Enviada em 18/10/2019

Dois a cada 10 jovens não estudam nem trabalham do Brasil. Uma pesquisa  do IPEA (instituto de pesquisa Econômica  Aplicada) revela que 23% (dois em cada dez) dos jovens brasileiros não trabalham nem estudam, são os chamados jovens nem-nem. A maior parte desse grupo são mulheres de baixa renda. O número corresponde a um dos maiores percentuais de jovens nessa situação entre nove países da América Latina e do Caribe. Outros 49% dos jovens se dedicam exclusivamente a estudo ou capacitação, 13% só trabalham e 15% trabalham e estudam ao mesmo tempo.
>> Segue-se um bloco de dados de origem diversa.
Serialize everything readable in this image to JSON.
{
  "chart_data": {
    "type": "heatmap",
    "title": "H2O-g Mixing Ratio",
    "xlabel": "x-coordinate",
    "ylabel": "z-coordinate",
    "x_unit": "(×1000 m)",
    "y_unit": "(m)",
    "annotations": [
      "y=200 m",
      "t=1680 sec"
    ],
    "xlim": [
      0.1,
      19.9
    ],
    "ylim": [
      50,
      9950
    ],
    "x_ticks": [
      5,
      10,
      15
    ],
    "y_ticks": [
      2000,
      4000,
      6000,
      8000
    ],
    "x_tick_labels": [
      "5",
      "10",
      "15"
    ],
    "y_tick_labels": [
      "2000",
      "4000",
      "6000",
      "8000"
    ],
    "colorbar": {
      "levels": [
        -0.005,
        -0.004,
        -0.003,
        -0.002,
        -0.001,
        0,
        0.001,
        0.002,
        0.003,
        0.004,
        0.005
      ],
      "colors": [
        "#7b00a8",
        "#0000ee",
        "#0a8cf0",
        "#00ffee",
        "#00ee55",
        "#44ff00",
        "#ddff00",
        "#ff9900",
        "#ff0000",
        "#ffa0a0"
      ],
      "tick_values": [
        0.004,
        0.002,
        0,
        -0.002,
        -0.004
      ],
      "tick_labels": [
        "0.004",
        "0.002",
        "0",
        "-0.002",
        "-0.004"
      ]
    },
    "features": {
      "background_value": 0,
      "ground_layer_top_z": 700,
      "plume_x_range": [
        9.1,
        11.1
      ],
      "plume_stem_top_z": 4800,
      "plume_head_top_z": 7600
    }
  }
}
As razões para o significativo percentual de jovens nem-nem, de acordo com o estudo, são problemas com habilidades cognitivas e sócio emocionais, falta de políticas públicas, obrigações familiares com parentes e filhos, entre outros. Próximos ao número do Brasil estão o México, com 25% de jovens que não estudam nem trabalham, e El Salvador, com 24%. No outro extremo está o Chile, onde apenas 14% dos jovens pesquisados estão nessa situação. A média para a região é de 21% dos jovens, o equivalente a 20 milhões de pessoas, que não estudam nem trabalham.

De acordo com a pesquisa, embora o termo nem-nem possa induzir à ideia de que os jovens são ociosos e improdutivos, considerando todos os países pesquisados, 31% dos jovens nem-nem estão procurando trabalho, principalmente os homens. E mais da metade (64%) se dedica a trabalhos de cuidado doméstico e familiar, principalmente as mulheres. “Ou seja, ao contrário das convenções estabelecidas, este estudo comprova que a maioria dos nem-nem não são jovens sem obrigações, e sim que realizam outras atividades produtivas”, diz a pesquisa. Apenas 3% deles não realizam nenhuma dessas tarefas nem têm uma deficiência que os impede de estudar ou trabalhar. As taxas são mais altas no Brasil e no Chile, com aproximadamente 10% de jovens aparentemente inativos.

Por tanto é necessário que haja politicas de apoio e estágios para jovens em situação de risco (jovens com baixa renda, com histórico de desemprego familiar), além de apoio para mulheres que acabam engravidando cedo de mais graças a N situações. Os atuis jovens do Brasil são o futuro da economia, sem solução para esse problema o futuro da economia do Brasil estará em um risco sério.